Peristiwa ini berlangsung selaras dengan memanasnya gesekan militer regional yang melibatkan Iran dan Amerika Serikat.
Kelompok pemberontak ini terus memperluas wilayah kekuasaan mereka dengan menggempur pasukan pemerintah Yaman yang didukung Riyadh. Pekan lalu, mereka menguasai kota pelabuhan di Laut Merah serta pulau strategis dekat jalur pelayaran vital ekspor minyak Saudi.
Intensitas serangan balik Arab Saudi juga meningkat merespons gempuran berkala dari milisi Houthi dalam beberapa pekan terakhir. Kondisi ini memicu kekhawatiran bahwa Arab Saudi dapat terseret lebih dalam ke dalam pusaran perang regional yang berkepanjangan.
Jika klaim penembakan ini terkonfirmasi, peristiwa tersebut menjadi kasus kedua jatuhnya jet buatan AS akibat tembakan musuh.

Sebelumnya, jet F-15 Strike Eagle milik Angkatan Udara AS ditumbangkan oleh militer Iran pada fase awal konflik. Insiden tersebut memicu operasi penyelamatan awak kapal yang berujung pada hancurnya beberapa unit pesawat AS di lokasi pendaratan darurat.

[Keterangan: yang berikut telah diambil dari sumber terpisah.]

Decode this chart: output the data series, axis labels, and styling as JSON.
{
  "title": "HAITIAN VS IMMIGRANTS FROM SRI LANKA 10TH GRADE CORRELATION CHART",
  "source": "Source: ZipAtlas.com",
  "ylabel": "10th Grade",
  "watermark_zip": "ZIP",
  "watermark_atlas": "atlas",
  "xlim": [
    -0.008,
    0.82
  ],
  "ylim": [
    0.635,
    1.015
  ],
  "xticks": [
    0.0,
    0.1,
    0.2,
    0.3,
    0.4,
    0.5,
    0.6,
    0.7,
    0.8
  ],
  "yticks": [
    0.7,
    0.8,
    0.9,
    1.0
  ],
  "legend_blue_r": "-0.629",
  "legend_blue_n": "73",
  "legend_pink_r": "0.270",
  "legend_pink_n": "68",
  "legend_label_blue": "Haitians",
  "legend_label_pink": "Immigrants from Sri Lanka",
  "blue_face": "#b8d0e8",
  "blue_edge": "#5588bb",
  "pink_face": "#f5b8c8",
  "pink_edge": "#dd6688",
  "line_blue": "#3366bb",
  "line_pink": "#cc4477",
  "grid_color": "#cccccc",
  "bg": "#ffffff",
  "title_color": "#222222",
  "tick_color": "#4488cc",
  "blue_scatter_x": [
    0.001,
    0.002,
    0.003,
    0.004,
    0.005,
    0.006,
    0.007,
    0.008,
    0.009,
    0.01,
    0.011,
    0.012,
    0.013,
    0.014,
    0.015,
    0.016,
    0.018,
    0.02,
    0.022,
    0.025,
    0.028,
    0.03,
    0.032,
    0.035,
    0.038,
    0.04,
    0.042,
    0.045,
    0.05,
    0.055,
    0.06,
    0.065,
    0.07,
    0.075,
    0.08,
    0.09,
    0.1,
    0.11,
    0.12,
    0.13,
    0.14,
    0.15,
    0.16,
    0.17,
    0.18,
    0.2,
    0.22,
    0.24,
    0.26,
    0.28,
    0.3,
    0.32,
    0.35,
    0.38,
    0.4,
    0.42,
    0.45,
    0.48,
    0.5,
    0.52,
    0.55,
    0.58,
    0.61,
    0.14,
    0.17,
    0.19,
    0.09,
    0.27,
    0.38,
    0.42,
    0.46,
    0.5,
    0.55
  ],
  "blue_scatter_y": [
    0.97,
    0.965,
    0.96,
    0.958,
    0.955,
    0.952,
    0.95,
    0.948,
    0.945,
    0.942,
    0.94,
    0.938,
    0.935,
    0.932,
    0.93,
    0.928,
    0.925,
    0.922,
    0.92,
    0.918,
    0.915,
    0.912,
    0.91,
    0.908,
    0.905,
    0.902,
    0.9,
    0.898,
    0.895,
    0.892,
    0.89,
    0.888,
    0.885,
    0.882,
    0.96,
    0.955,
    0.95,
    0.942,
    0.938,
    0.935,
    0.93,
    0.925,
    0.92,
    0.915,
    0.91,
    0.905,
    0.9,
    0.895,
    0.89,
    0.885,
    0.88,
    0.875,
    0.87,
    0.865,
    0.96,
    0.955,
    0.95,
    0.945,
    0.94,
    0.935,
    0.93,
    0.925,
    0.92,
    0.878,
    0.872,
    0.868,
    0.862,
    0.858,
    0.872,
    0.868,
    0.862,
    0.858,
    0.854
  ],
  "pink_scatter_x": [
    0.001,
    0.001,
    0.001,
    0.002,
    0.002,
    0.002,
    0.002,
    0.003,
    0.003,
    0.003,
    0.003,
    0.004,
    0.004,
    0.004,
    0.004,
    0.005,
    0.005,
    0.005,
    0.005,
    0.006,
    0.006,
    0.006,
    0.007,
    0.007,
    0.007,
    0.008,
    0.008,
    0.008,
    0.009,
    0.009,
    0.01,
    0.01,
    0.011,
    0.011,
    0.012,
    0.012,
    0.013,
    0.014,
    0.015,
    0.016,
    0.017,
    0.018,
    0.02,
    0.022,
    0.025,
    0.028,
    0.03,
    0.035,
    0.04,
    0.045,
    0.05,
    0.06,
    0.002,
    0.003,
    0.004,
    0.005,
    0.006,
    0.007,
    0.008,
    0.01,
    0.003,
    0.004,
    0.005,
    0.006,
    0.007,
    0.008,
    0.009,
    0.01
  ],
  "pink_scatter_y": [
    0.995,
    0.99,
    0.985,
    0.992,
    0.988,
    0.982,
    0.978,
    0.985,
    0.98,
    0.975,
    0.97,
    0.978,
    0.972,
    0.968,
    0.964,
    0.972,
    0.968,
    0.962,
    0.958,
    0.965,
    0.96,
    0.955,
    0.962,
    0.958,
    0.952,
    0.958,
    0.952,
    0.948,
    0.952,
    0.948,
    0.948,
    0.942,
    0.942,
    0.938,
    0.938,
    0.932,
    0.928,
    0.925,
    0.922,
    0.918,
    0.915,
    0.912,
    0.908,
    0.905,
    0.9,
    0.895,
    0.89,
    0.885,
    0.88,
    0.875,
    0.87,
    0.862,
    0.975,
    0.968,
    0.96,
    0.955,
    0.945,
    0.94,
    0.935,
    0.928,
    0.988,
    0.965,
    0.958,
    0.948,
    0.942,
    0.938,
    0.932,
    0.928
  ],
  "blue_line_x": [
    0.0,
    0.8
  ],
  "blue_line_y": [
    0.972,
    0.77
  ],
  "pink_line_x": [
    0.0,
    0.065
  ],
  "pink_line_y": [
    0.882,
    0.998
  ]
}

Selain itu, tiga jet F-15 milik AS pernah jatuh akibat tembakan salah sasaran (friendly fire) dari pihak Kuwait.
Varian F-15SA yang dioperasikan Arab Saudi merupakan salah satu model paling gres dari armada jet bermesin ganda tersebut. Model ini mengadopsi basis F-15E Strike Eagle yang menjadi tulang punggung kekuatan udara Amerika Serikat sejak 1991.
Berdasarkan rilis pers Angkatan Udara AS, pengiriman unit terakhir pesawat tempur rakitan Boeing ini diterima pihak Arab Saudi pada Desember 2020.
Perang saudara yang melanda Yaman selama bertahun-tahun telah membelah negara tersebut dan menciptakan krisis kemanusiaan parah. Konflik ini melibatkan pemerintah Yaman yang disokong koalisi Arab Saudi melawan milisi Houthi yang mendapat dukungan dari Iran.
Eskalasi terbaru tidak hanya memperluas peta pertempuran di darat dan udara, tetapi juga mengancam keamanan jalur pelayaran internasional di Laut Merah dan Selat Hormuz yang menjadi jalur transit utama pasokan minyak dunia.